Утром я, по обыкновению, отправился к особняку Загурского. Однако вместо обычно запертых ворот увидел распахнутые настежь двери. Перед домом сновало множество людей, выгружавших вещи из двух дорожных колясок. Я подошел к одному из них, вышедшему со двора, и спросил:
— Скажи, любезный, приехал хозяин?
— Приехал, — подтвердил человек.
— Один, или с гостями?
— С гостями.
— А гостей много?
Он посмотрел на меня удивленным взглядом. Но я достал из кармана серебряный рубль и покрутил у него перед носом.

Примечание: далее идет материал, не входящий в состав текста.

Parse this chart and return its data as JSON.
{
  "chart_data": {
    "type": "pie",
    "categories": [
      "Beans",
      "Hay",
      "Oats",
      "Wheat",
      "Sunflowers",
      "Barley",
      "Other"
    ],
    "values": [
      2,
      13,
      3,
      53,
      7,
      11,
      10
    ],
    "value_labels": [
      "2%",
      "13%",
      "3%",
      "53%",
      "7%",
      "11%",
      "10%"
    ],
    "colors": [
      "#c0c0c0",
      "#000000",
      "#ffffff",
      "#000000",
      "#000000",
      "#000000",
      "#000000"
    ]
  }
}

— Не много, — ответил человек, не отрывая зачарованного взгляда от монеты. — Пожилая дама с дочерью.
Сердце мое забилось очень быстро.
— Елагина? — уточнил я.
Человек почесал затылок.
— Это нам не известно, — ответил он с сожалением. — Наше дело маленькое: вещи в дом доставить.
— А гости? Дому уже? — настаивал я.
— Дома, — подтвердил человек. — Отдыхают с дороги.
Я бросил ему рубль, он поймал монету на лету. Я повернулся и пошел прочь.
Она приехала!
Через несколько минут мое восторженное состояние сменилось унынием.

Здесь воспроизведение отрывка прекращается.